The Shipping Costs an Arm and a Leg
Whether you’re studying polar bears in the Arctic or caribou in the boreal, you have to ship your drone to the location. The batteries that drones require are considered dangerous since they can combust, so as a result, researchers must ship them in special containers. And it costs a lot of money to do that.
Location, Location, Location
Capturing images and data of wildlife is no easy feat. Their habitat can be rough and remote. As a result, your drone takes a beating from the elements. If you’re attempting to capture images on the coast for example, you might be dealing with 30 km an hour winds – causing your drone to be blown about and resulting in fuzzy pictures. Moreover, anything can go wrong. If your drone lands in the water or if it crashes into rough terrain, it’ll likely be destroyed.
The Good News
If these setbacks are factored into the design of this technology and regulations ease up, we will be able to truly see the potential of these remarkable tools.
What’s Next for Drones
Drone researchers are hard at work coming up with new models that will make drones ideal for wildlife conservation research. The latest developments include:
- Insect-like drones that are particularly hardy and less likely to break apart on impact.

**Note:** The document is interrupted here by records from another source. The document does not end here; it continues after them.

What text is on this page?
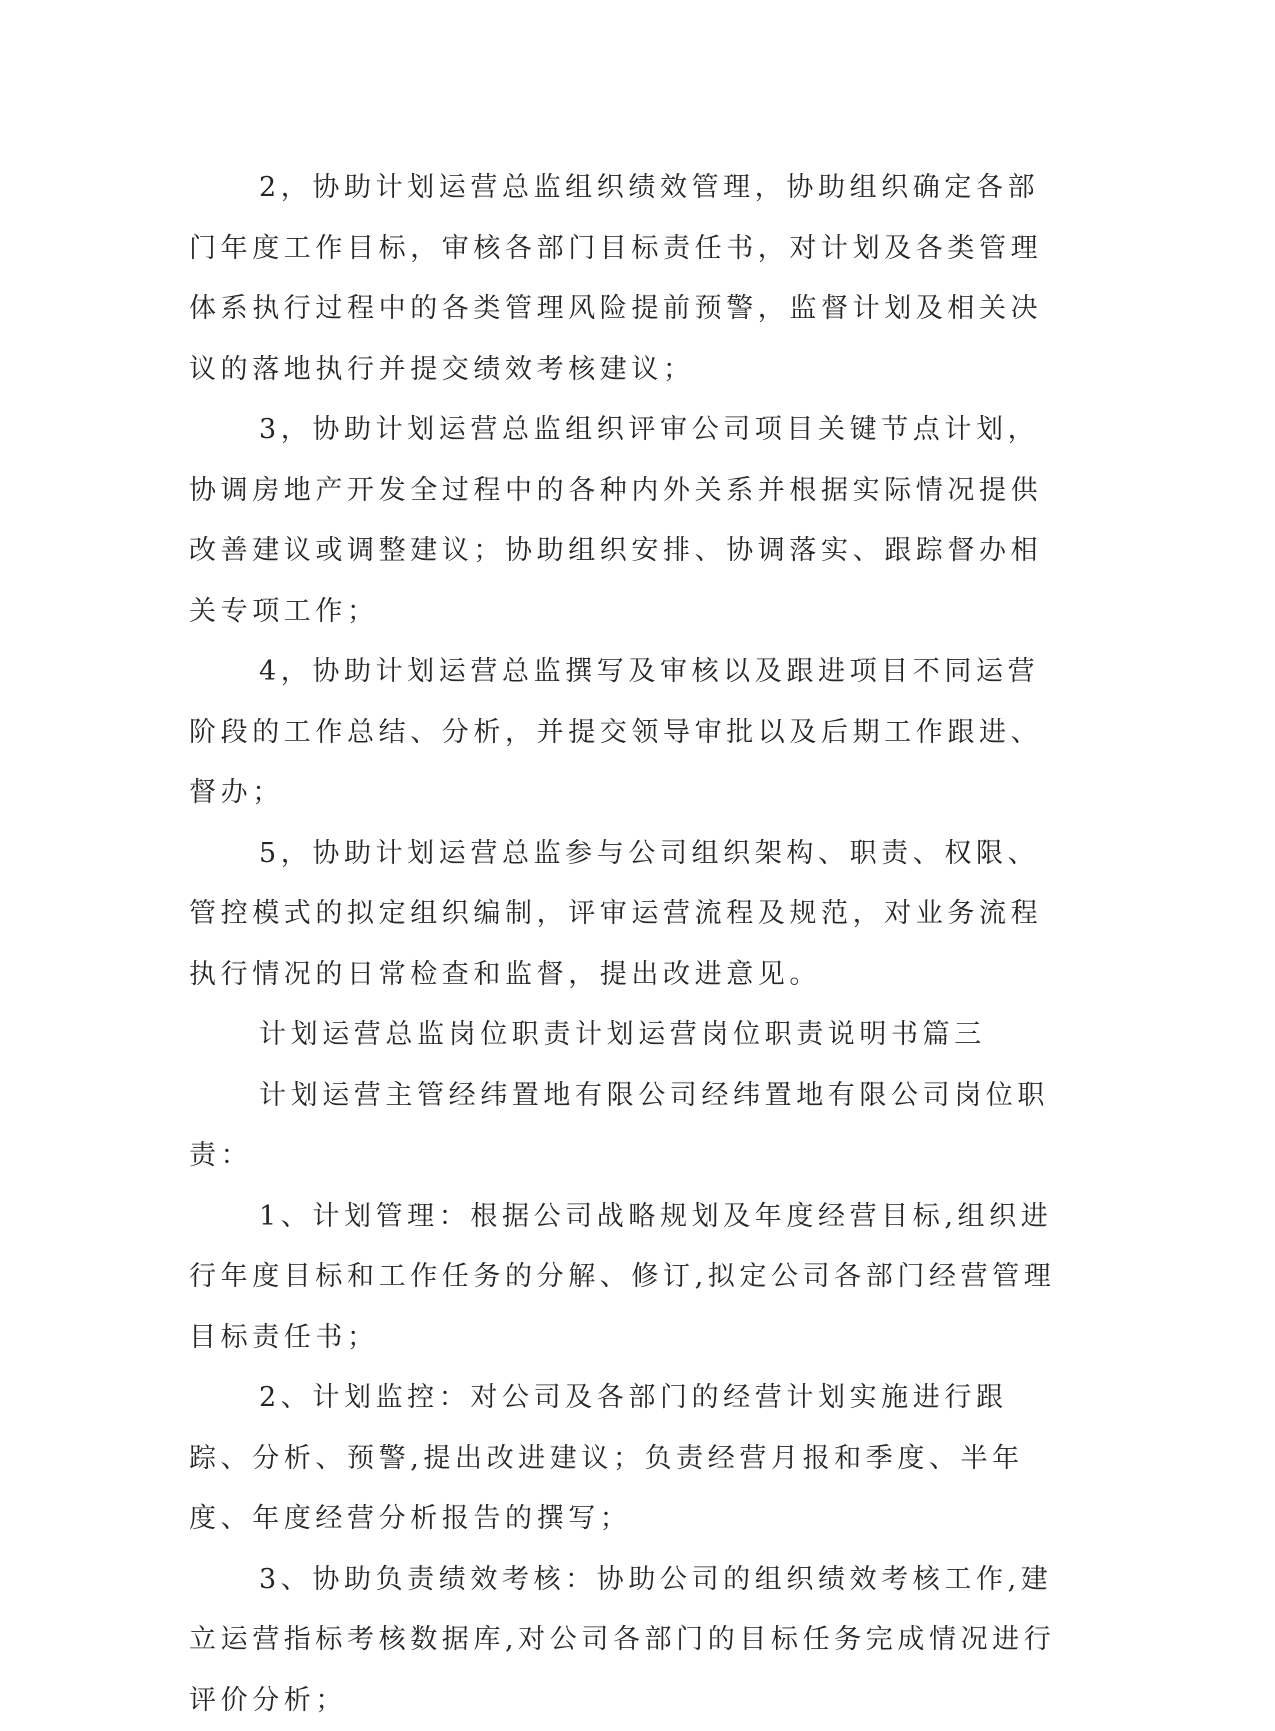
2，协助计划运营总监组织绩效管理，协助组织确定各部门年度工作目标，审核各部门目标责任书，对计划及各类管理体系执行过程中的各类管理风险提前预警，监督计划及相关决议的落地执行并提交绩效考核建议；

3，协助计划运营总监组织评审公司项目关键节点计划，协调房地产开发全过程中的各种内外关系并根据实际情况提供改善建议或调整建议；协助组织安排、协调落实、跟踪督办相关专项工作；

4，协助计划运营总监撰写及审核以及跟进项目不同运营阶段的工作总结、分析，并提交领导审批以及后期工作跟进、督办；

5，协助计划运营总监参与公司组织架构、职责、权限、管控模式的拟定组织编制，评审运营流程及规范，对业务流程执行情况的日常检查和监督，提出改进意见。

计划运营总监岗位职责计划运营岗位职责说明书篇三

计划运营主管经纬置地有限公司经纬置地有限公司岗位职责：

1、计划管理：根据公司战略规划及年度经营目标,组织进行年度目标和工作任务的分解、修订,拟定公司各部门经营管理目标责任书；

2、计划监控：对公司及各部门的经营计划实施进行跟踪、分析、预警,提出改进建议；负责经营月报和季度、半年度、年度经营分析报告的撰写；

3、协助负责绩效考核：协助公司的组织绩效考核工作,建立运营指标考核数据库,对公司各部门的目标任务完成情况进行评价分析；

- New vision-based navigation systems that allow drones to circumvent obstacles (leading to fewer impacts) ideal for beyond the line of sight research.
- Adding bird-like legs to drones which allow them to perch on branches – perfect for bird research!
- Drones that use thermal updrafts to glide like albatrosses.
- Solar-powered drones that no longer require landing to refuel.
- Drones that move in harmony with one another (without bumping into each other) like a flock of birds would.
Pretty impressive, right? Dr. Bird has two more ideas for drone developers to contend with.
Terrestrial Drones – “Seabirds and burrowing owls nest underground. So it’s hard to tell how many babies they have, or how many eggs they have laid,” says Bird. “We want to create a drone with a light, a camera and wheels attached to it that has the ability to go inside the tunnels. One that could navigate around corners and relay to researchers exactly what it views – including how many young are in the nest.”
Underwater Drones – Researchers are already developing and using underwater drones – they used one of these to find the Franklin expedition ship. So there’s no reason why we couldn’t use these drones to learn more about how aquatic animals behave underwater, says Bird. “We know little about what common loons and otters do under water, or how they catch their food. If we can take video of what they are doing, and what exactly they are eating, we’d learn so much about these species,” says Bird.